Is Fighting Climate Change the Next Maritime Industry?

By Nate Berg.

The ports of Los Angeles and Long Beach, the first and second busiest ports in the U.S., are a jigsawed infrascape of water channels and shipping terminals, a skyline built of cranes and steel containers. Together the neighboring ports cover more than 7,500 acres of land – about 12 square miles – and at least that much water. The metropolis of L.A. and Orange County and greater Southern California fans out around the ports, the grand industrial gash in the coastline, endlessly swallowing up and spitting out the commercial goods of the global economy. Superships carrying thousands of containers come in and out every day, an exponential trend line out from the harbor’s roots in the early 1800s when ships sailed in and longshoremen unloaded them by hand.

Those days have long since disappeared amid the glaring progression of containerization, port automation and globalization, but some vestiges of the port’s less sophisticated past remain.
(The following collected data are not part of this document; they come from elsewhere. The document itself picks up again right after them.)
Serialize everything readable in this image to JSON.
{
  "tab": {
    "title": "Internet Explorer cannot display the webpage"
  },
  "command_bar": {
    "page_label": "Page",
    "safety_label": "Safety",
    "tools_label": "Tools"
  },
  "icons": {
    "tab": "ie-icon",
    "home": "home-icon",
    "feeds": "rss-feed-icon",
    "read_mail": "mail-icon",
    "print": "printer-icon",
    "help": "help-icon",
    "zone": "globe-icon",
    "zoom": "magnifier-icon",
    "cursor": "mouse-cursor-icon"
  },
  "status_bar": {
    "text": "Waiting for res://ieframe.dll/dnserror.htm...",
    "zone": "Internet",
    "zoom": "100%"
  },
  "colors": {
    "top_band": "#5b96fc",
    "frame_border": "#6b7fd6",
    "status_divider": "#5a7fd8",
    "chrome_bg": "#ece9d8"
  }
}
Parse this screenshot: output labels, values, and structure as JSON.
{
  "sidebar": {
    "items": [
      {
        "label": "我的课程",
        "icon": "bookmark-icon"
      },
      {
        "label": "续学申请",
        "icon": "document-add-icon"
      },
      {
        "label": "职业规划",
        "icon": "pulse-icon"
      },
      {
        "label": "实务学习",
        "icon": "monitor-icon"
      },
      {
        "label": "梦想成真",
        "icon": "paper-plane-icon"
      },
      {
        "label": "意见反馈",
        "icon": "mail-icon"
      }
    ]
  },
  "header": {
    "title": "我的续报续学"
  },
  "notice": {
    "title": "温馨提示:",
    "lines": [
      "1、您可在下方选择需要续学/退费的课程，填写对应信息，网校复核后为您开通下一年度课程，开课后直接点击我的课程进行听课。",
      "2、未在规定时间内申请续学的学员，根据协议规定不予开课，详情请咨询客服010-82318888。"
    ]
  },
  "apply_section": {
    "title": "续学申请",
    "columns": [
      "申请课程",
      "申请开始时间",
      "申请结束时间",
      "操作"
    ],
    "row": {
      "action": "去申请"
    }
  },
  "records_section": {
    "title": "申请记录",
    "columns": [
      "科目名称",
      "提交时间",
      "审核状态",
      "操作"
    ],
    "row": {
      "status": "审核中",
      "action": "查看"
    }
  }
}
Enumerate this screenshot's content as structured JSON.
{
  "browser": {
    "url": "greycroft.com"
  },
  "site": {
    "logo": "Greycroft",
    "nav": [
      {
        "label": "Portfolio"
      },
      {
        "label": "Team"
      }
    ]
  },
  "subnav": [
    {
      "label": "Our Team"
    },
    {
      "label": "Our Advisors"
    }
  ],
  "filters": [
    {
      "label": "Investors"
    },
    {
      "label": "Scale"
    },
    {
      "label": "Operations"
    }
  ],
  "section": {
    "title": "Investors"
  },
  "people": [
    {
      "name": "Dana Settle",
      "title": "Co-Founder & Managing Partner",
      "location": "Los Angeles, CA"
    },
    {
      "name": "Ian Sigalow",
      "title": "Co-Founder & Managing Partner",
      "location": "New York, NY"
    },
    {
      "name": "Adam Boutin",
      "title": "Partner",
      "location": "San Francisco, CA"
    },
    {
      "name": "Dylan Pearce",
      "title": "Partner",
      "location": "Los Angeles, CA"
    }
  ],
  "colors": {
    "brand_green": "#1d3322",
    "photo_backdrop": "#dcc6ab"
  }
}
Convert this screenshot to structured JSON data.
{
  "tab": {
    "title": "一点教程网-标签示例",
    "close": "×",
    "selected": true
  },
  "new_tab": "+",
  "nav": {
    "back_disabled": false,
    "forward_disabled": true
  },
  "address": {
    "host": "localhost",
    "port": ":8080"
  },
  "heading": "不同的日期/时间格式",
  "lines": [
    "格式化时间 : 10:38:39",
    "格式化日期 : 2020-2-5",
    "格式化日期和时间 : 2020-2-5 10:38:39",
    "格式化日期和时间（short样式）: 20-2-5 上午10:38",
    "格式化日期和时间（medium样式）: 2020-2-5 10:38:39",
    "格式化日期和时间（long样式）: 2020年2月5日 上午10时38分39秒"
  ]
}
City Dock 1, a hundred-year-old dock on the far edge of the complex in L.A.’s San Pedro neighborhood, is lined with long warehouses where those longshoremen once loaded and unloaded goods like cotton from Southern California farms and sardines from the canneries nearby. Train tracks still run through the street alongside the now-empty warehouses. Standing on these loading docks, they feel almost ancient. The scene feels even more anachronistic when you look across the water at the nearly 200-foot-tall cranes stacking metal shipping containers like massive toy blocks.

This juxtaposition of steam engine old and robot new makes it hard to imagine that this ancient dock will soon house a research and development center that intends to redefine the importance of the waterfront from global commerce to becoming a laboratory of sustainability.

The project, known as AltaSea, plans to fill the 35-acre dock with major facilities for marine research, education and waterfront business incubation. The vision is of a sprawling new campus that would harbor a symbiosis between these interrelated fields — researchers would have better access to the water, businesses would be better connected to research breakthroughs and students would benefit from increased connectivity to all sectors of the field. (Think about Silicon Valley — the area never would have developed as the tech powerhouse it is today if it wasn’t for the combination of players from Stanford University, private companies like Bell and Xerox, and the tech-hungry Cold-War era U.S. Navy concentrated in the same few square miles.)